Fraksi PDIP tak mengaku sebagai pengusung RUU HIP yang isinya mengubah Pancasila. Namun Hasto Karyo sebagai Ketua Umum PDIP mengakui bahwa partainya mengusulkan RUU HIP (cnnindonesia, 29/06/2020). Sebelumnya, Hasto menyetujui TAP MPRS No. 25 tahun 1965 tentang larangan PKI dan ajaran komunis dimasukkan sebagai landasan hukum RUU HIP. Ia juga menyetujui dihapusnya pasal kontroversi yang memeras Pancasila menjadi trisila dan ekasila.
Sekarang, mereka ingin mengembalikan RUU HIP sebagai penguat Badan Pembinaan Ideologi Pancasila (BPIP). Apa-apalah yang mereka wacanakan, mereka usulkan, umat muslim tetap satu pendirian untuk menolak RUU HIP atau PIP. MUI sudah mengeluarkan maklumat untuk rakyat bergerak turun ke jalan jika pemerintah dalam hal ini DPR terus membahas bahkan mengesahkan RUU yang mubazir ini.
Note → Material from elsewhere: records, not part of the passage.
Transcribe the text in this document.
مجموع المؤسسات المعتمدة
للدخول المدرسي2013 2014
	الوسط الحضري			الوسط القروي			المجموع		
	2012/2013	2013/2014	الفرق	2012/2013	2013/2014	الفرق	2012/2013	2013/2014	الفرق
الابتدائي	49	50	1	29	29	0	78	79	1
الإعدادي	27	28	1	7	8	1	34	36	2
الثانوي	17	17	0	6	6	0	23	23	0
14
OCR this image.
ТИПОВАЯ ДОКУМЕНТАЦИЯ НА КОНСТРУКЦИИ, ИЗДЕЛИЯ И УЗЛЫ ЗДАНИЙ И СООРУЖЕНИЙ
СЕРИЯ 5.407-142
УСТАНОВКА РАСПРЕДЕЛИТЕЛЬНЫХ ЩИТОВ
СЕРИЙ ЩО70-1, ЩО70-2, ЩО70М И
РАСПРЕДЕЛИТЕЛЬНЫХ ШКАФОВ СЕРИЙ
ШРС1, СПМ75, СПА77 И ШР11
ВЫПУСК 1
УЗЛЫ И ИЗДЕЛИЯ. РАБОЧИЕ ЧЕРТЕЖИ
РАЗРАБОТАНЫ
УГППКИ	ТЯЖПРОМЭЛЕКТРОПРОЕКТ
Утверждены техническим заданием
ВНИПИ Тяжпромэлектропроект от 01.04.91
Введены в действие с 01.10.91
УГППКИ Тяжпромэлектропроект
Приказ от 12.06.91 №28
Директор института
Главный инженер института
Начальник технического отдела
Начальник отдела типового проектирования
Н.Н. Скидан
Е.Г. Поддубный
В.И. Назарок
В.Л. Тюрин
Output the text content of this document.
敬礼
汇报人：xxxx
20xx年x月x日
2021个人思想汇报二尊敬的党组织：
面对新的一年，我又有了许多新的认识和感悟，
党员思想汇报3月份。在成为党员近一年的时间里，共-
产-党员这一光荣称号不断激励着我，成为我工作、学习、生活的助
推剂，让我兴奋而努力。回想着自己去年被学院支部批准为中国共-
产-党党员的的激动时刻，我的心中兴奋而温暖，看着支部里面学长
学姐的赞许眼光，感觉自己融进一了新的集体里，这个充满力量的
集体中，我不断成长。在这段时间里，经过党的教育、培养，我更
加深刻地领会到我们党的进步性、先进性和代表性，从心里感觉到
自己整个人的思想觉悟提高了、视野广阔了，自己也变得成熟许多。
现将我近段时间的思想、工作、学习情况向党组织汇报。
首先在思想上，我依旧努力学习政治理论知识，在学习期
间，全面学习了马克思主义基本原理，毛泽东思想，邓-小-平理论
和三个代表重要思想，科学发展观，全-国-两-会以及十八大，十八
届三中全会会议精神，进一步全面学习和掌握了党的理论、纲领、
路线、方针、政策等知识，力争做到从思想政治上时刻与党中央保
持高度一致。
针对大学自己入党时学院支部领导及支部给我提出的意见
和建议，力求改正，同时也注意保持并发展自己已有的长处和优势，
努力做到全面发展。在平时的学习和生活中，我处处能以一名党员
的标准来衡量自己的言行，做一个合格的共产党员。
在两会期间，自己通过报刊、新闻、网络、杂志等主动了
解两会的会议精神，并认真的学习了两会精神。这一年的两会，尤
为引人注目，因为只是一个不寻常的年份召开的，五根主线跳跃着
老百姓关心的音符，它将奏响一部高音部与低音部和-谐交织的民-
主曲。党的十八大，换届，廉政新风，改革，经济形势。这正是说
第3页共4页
Dikatakan mubazir karena tak ada yang perlu dibahas lagi dari Pancasila.
Jika keinginan PDIP bahwa RUU HIP diperuntukkan sebagai penguat BPIP, jelas rakyat pun tak bisa menerima. Pertama, BPIP hanya membuang-buang uang negara. Para anggotanya bergaji besar hingga ratusan juta rupiah, sementara kerjanya tak kelihatan.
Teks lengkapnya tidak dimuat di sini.